I’m not sure where I would take one of the most awe-inspiring social workers of our time, Leymah Gbowee, for lunch. As a relatively new social worker interested in both children’s/women’s issues and international (particularly African) affairs, I would be astounded to even get the opportunity to see her, let alone eat lunch and have a full-on conversation with her. The restaurant would be pretty much the least of my concerns (though I’d bet some would argue it should be one of my main concerns). I’d rather focus on what exactly we’d talk about.
Leymah Gbowee is a-ma-zing. Have you ever seen Pray the Devil Back to Hell? That’s her in there. She’s a social worker who helped organize and lead a women’s peaceful protest in Liberia back in the early 2000s as a means to end the country’s second civil war. This protest also resulted in the deposition of the then-president Charles Taylor, who, besides wreaking havoc in his own country of Liberia, was found guilty of war crimes in Sierra Leone last year.
Leymah Gbowee inspires me because she defined her own role in bringing about positive change in a nonviolent way during an incredibly violent time. She saw the power she, as a woman, had in a male-dominated society, and so effectively wielded that power that she and her women colleagues were able to bring about peace talks to end a civil war. She not only convinced other women to protest with her, but she also helped facilitate the cooperation and camaraderie of Christian and Muslim women for the cause. In a world that often turns to violence to solve problems of violence, she and her fellow women protesters sat in white tees, refused sex, and peacefully brought change.

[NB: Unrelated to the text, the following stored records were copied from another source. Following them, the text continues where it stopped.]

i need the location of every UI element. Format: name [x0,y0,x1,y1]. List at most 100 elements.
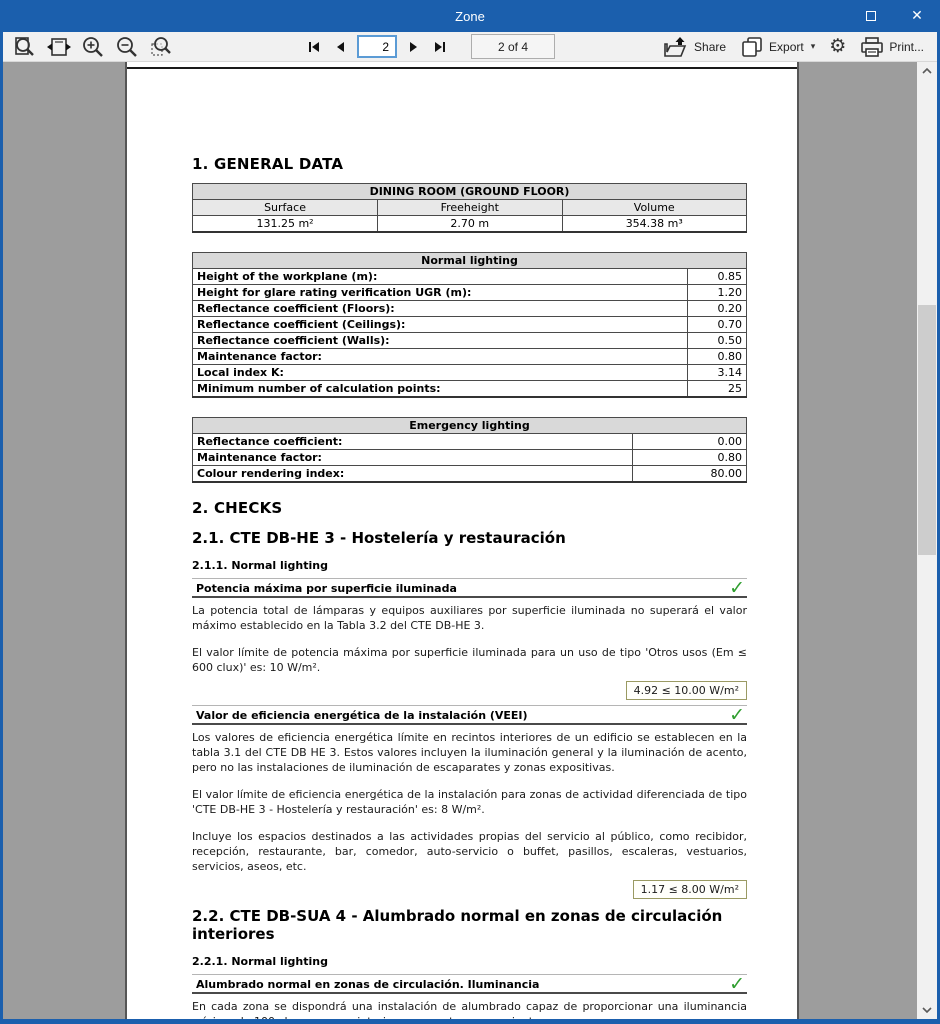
subsection-heading-2-2-1: 2.2.1. Normal lighting [192,955,328,968]
section-heading-2-2: 2.2. CTE DB-SUA 4 - Alumbrado normal en … [192,907,723,943]
row-value: 3.14 [687,364,747,381]
emergency-lighting-table: Emergency lighting Reflectance coefficie… [192,417,748,483]
row-value: 25 [687,380,747,398]
maximize-button[interactable] [848,0,894,32]
row-label: Maintenance factor: [191,348,689,365]
print-button[interactable]: Print... [855,33,929,61]
zoom-out-button[interactable] [113,34,141,60]
export-dropdown-icon: ▾ [810,41,816,51]
check-description: La potencia total de lámparas y equipos … [192,604,747,632]
window-title: Zone [455,8,485,24]
page-navigation: 2 of 4 [305,34,555,59]
zoom-selection-button[interactable] [147,34,175,60]
maximize-icon [866,11,876,21]
column-header: Volume [561,199,747,216]
table-row: Maintenance factor: 0.80 [191,348,747,365]
volume-value: 354.38 m³ [561,215,747,233]
check-item-alumbrado-normal: Alumbrado normal en zonas de circulación… [192,974,747,994]
export-label: Export [769,39,804,54]
scroll-down-button[interactable] [917,1001,937,1019]
table-row: Minimum number of calculation points: 25 [191,380,747,398]
row-value: 0.00 [631,433,748,450]
close-button[interactable]: ✕ [894,0,940,32]
check-pass-icon: ✓ [729,973,745,995]
table-row: 131.25 m² 2.70 m 354.38 m³ [191,215,747,233]
document-page: 1. GENERAL DATA DINING ROOM (GROUND FLOO… [125,62,799,1019]
last-page-button[interactable] [431,35,449,59]
row-label: Minimum number of calculation points: [191,380,689,398]
page-number-input[interactable] [357,35,397,58]
table-row: Local index K: 3.14 [191,364,747,381]
fit-width-button[interactable] [45,34,73,60]
print-icon [861,36,884,57]
row-value: 80.00 [631,465,748,483]
check-item-veei: Valor de eficiencia energética de la ins… [192,705,747,725]
check-result-value: 1.17 ≤ 8.00 W/m² [632,880,747,899]
fit-width-icon [47,37,71,56]
row-label: Height of the workplane (m): [191,268,689,285]
row-value: 0.20 [687,300,747,317]
table-row: Maintenance factor: 0.80 [192,449,748,466]
previous-page-edge [127,62,797,67]
row-label: Maintenance factor: [192,449,633,466]
check-item-potencia-maxima: Potencia máxima por superficie iluminada… [192,578,747,598]
next-page-icon [410,41,417,52]
scroll-up-button[interactable] [917,62,937,80]
export-icon [742,36,762,57]
column-header: Surface [191,199,379,216]
table-row: Emergency lighting [192,417,747,434]
freeheight-value: 2.70 m [377,215,563,233]
check-title: Alumbrado normal en zonas de circulación… [196,978,540,991]
table-row: Height for glare rating verification UGR… [191,284,747,301]
normal-lighting-table: Normal lighting Height of the workplane … [191,252,747,398]
check-limit-text: El valor límite de eficiencia energética… [192,788,747,816]
row-value: 0.80 [687,348,747,365]
check-limit-text: El valor límite de potencia máxima por s… [192,646,747,674]
row-label: Local index K: [191,364,689,381]
zoom-out-icon [117,36,137,57]
check-description: Los valores de eficiencia energética lím… [192,731,747,774]
row-label: Reflectance coefficient: [192,433,633,450]
check-result-value: 4.92 ≤ 10.00 W/m² [625,681,747,700]
zoom-in-icon [83,36,103,57]
chevron-up-icon [922,68,932,74]
row-label: Reflectance coefficient (Floors): [191,300,689,317]
page-content: 1. GENERAL DATA DINING ROOM (GROUND FLOO… [127,155,797,1019]
normal-lighting-title: Normal lighting [192,252,747,269]
vertical-scrollbar[interactable] [917,62,937,1019]
settings-button[interactable]: ⚙ [824,34,851,59]
page-count-indicator: 2 of 4 [471,34,555,59]
zoom-tool-group [11,34,175,60]
emergency-lighting-title: Emergency lighting [192,417,747,434]
first-page-icon [309,41,319,52]
export-button[interactable]: Export ▾ [735,33,820,61]
row-value: 0.85 [687,268,747,285]
table-row: Surface Freeheight Volume [191,199,747,216]
previous-page-button[interactable] [331,35,349,59]
table-row: Colour rendering index: 80.00 [192,465,748,483]
chevron-down-icon [922,1007,932,1013]
preview-area: 1. GENERAL DATA DINING ROOM (GROUND FLOO… [3,62,937,1019]
zoom-in-button[interactable] [79,34,107,60]
title-bar: Zone ✕ [0,0,940,32]
surface-value: 131.25 m² [191,215,379,233]
fit-page-button[interactable] [11,34,39,60]
page-count-label: 2 of 4 [497,39,529,54]
first-page-button[interactable] [305,35,323,59]
share-button[interactable]: Share [658,33,731,61]
check-description: En cada zona se dispondrá una instalació… [192,1000,747,1019]
table-row: Height of the workplane (m): 0.85 [191,268,747,285]
room-summary-table: DINING ROOM (GROUND FLOOR) Surface Freeh… [191,183,747,233]
row-value: 0.80 [631,449,748,466]
row-value: 0.50 [687,332,747,349]
toolbar: 2 of 4 Share Export ▾ ⚙ [3,32,937,62]
section-heading-2-1: 2.1. CTE DB-HE 3 - Hostelería y restaura… [192,529,566,547]
fit-page-icon [15,36,34,56]
print-label: Print... [889,39,924,54]
check-pass-icon: ✓ [729,577,745,599]
scrollbar-thumb[interactable] [918,305,936,555]
next-page-button[interactable] [405,35,423,59]
share-icon [664,36,687,57]
row-label: Colour rendering index: [192,465,633,483]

I wonder what Ms. Gbowee would find interesting to eat here in Minnesota. I could show her some of our African-influenced restaurants, such as Blue Nile, T’s Place, this African deli place in Brooklyn Park (Center?), maybe even the Global Market’s Safari restaurant or the Afro Deli on the West Bank of campus. Or maybe she’d want to know some non- African-oriented restaurants that I enjoy, like India Palace in Roseville or Sen Yai Sen Lek in Minneapolis.
Wherever we eat, I’d like to hear from her firsthand what was going on with her personally, in her head, while she was planning this massive peace movement. I want to hear about her life influencers, those forces and people that/who brought her to that particular point in her life where she was able to organize such an event. I want to learn about her ideas for social change and what social justice means in her eyes. As a social worker, I want to understand how her social work perspective and background have impacted her life decisions and goals.
In essence, I want to learn from her, to really understand what made her stand up and take action when others had failed, despite the political and cultural environment within which she was immersed. I have my own dreams of making positive change in a rather socially unjust world. I feel she might have some input for me.
You know what? Since this is my imagination, I believe she’d actually appreciate a home-cooked meal. I think I’ll invite her to my home, provide some tea and bread, and serve dengu and chapati (as a salute to my Kenyan family) and crock pot pot roast with potatoes and carrots (for my Minnesotan side). We’ll finish with some walnut potica that I magically imported from Up North at the last minute, because I sure can’t make it myself.